What can I say, I just love Roman Polanski’s movies. As I keep saying, try to separate the art from the artist. His latest movie Carnage is a brilliant, funny, and highly subversive character study based on Yasmina Reza’s play “Le Dieu du Carnage”. Lately, I’ve started to appreciate these movies based on plays more and more. The scripts are just so damn intelligent and compelling. We’re going to be focusing squarely on the characters without anything to distract us. And this enables us to really dive into them and the situations and broader concepts that emerge from their exchanges.

Carnage follows the supposedly short meeting between two sets of parents after their sons got into a fight in school. The premise is excellent and ripe for further analysis. For example, I kept thinking about what would I do in such a situation. However, you should know that you don’t have to do any of that stuff. The movie Carnage is a highly entertaining comedy that constantly escalates until it reaches a satisfying, unhinged, and completely hilarious finale. And if you’re a parent with kids in school, it might hit you even harder.

On that note, I just want to add that the movie doesn’t have a traditional ending. There will be so much drama and intense arguments that you’ll feel like you need a cathartic ending to wrap things up. And while one would surely be appreciated, I also think that leaving things in this state wasn’t a huge mistake. I feel like they were going for that feeling you have when you’re overwhelmed by a series of complex human interactions questioning not just other people and our society but also yourself. The cast was simply sublime and I don’t want to single anyone out. I expected perfection and I got it.

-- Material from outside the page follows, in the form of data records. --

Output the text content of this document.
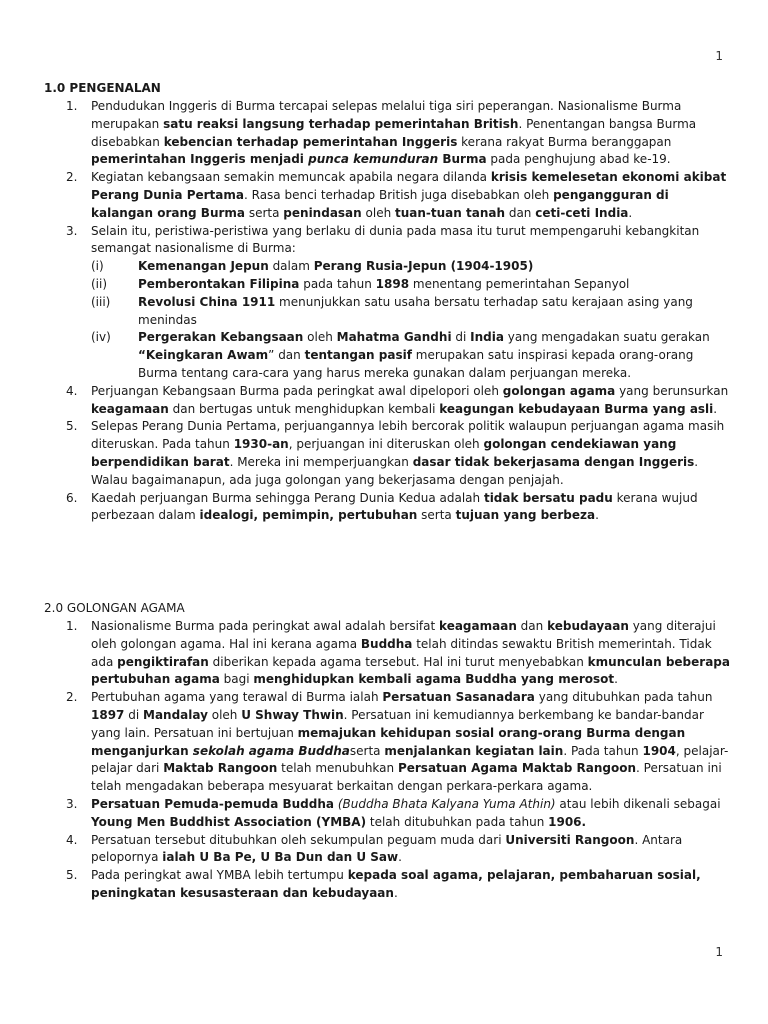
1
1.0 PENGENALAN
1. Pendudukan Inggeris di Burma tercapai selepas melalui tiga siri peperangan. Nasionalisme Burma merupakan satu reaksi langsung terhadap pemerintahan British. Penentangan bangsa Burma disebabkan kebencian terhadap pemerintahan Inggeris kerana rakyat Burma beranggapan pemerintahan Inggeris menjadi punca kemunduran Burma pada penghujung abad ke-19.
2. Kegiatan kebangsaan semakin memuncak apabila negara dilanda krisis kemelesetan ekonomi akibat Perang Dunia Pertama. Rasa benci terhadap British juga disebabkan oleh pengangguran di kalangan orang Burma serta penindasan oleh tuan-tuan tanah dan ceti-ceti India.
3. Selain itu, peristiwa-peristiwa yang berlaku di dunia pada masa itu turut mempengaruhi kebangkitan semangat nasionalisme di Burma:
(i)	Kemenangan Jepun dalam Perang Rusia-Jepun (1904-1905)
(ii)	Pemberontakan Filipina pada tahun 1898 menentang pemerintahan Sepanyol
(iii) Revolusi China 1911 menunjukkan satu usaha bersatu terhadap satu kerajaan asing yang menindas
(iv) Pergerakan Kebangsaan oleh Mahatma Gandhi di India yang mengadakan suatu gerakan “Keingkaran Awam” dan tentangan pasif merupakan satu inspirasi kepada orang-orang Burma tentang cara-cara yang harus mereka gunakan dalam perjuangan mereka.
4. Perjuangan Kebangsaan Burma pada peringkat awal dipelopori oleh golongan agama yang berunsurkan keagamaan dan bertugas untuk menghidupkan kembali keagungan kebudayaan Burma yang asli.
5. Selepas Perang Dunia Pertama, perjuangannya lebih bercorak politik walaupun perjuangan agama masih diteruskan. Pada tahun 1930-an, perjuangan ini diteruskan oleh golongan cendekiawan yang berpendidikan barat. Mereka ini memperjuangkan dasar tidak bekerjasama dengan Inggeris. Walau bagaimanapun, ada juga golongan yang bekerjasama dengan penjajah.
6. Kaedah perjuangan Burma sehingga Perang Dunia Kedua adalah tidak bersatu padu kerana wujud perbezaan dalam idealogi, pemimpin, pertubuhan serta tujuan yang berbeza.
2.0 GOLONGAN AGAMA
1. Nasionalisme Burma pada peringkat awal adalah bersifat keagamaan dan kebudayaan yang diterajui oleh golongan agama. Hal ini kerana agama Buddha telah ditindas sewaktu British memerintah. Tidak ada pengiktirafan diberikan kepada agama tersebut. Hal ini turut menyebabkan kmunculan beberapa pertubuhan agama bagi menghidupkan kembali agama Buddha yang merosot.
2. Pertubuhan agama yang terawal di Burma ialah Persatuan Sasanadara yang ditubuhkan pada tahun 1897 di Mandalay oleh U Shway Thwin. Persatuan ini kemudiannya berkembang ke bandar-bandar yang lain. Persatuan ini bertujuan memajukan kehidupan sosial orang-orang Burma dengan menganjurkan sekolah agama Buddhaserta menjalankan kegiatan lain. Pada tahun 1904, pelajar-pelajar dari Maktab Rangoon telah menubuhkan Persatuan Agama Maktab Rangoon. Persatuan ini telah mengadakan beberapa mesyuarat berkaitan dengan perkara-perkara agama.
3. Persatuan Pemuda-pemuda Buddha (Buddha Bhata Kalyana Yuma Athin) atau lebih dikenali sebagai Young Men Buddhist Association (YMBA) telah ditubuhkan pada tahun 1906.
4. Persatuan tersebut ditubuhkan oleh sekumpulan peguam muda dari Universiti Rangoon. Antara pelopornya ialah U Ba Pe, U Ba Dun dan U Saw.
5. Pada peringkat awal YMBA lebih tertumpu kepada soal agama, pelajaran, pembaharuan sosial, peningkatan kesusasteraan dan kebudayaan.
1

Our sets of parents seem quite different at first. One of them is a middle-class couple, pretty much average in every way while the other one belongs to the upper class. And you can bet your pretty ass that their kid smacked the middle-class kid. So, we even have this introduction of class and class perspective introduced into the mix. The sense of tension is all too real and the first third of the movie will be quite nervy. I mean, you will feel the anxiety and all the other emotions slowly bubbling up and setting the stage for further escalation.

Featuring a running time of just 65 minutes, Carnage is one of those movies you can play anytime and be certain you’re going to finish. It is, what they call, a complete package. And a movie you can comfortably watch again in the near future and still enjoy as you did the first time. Polanski is no stranger to single-location talky movies as his much darker and mysterious A Pure Formality was released some 15 years ago. I highly recommend it along with Rope and my all-time favorite The Man from Earth.

Director: Roman Polanski

Writers: Michael Katims, Yasmina Reza, Roman Polanski

Cast: Jodie Foster, Kate Winslet, Christoph Waltz, John C. Reilly

Fun Facts: Roman Polanski is officially a fugitive for the United States government so the movie was shot in France.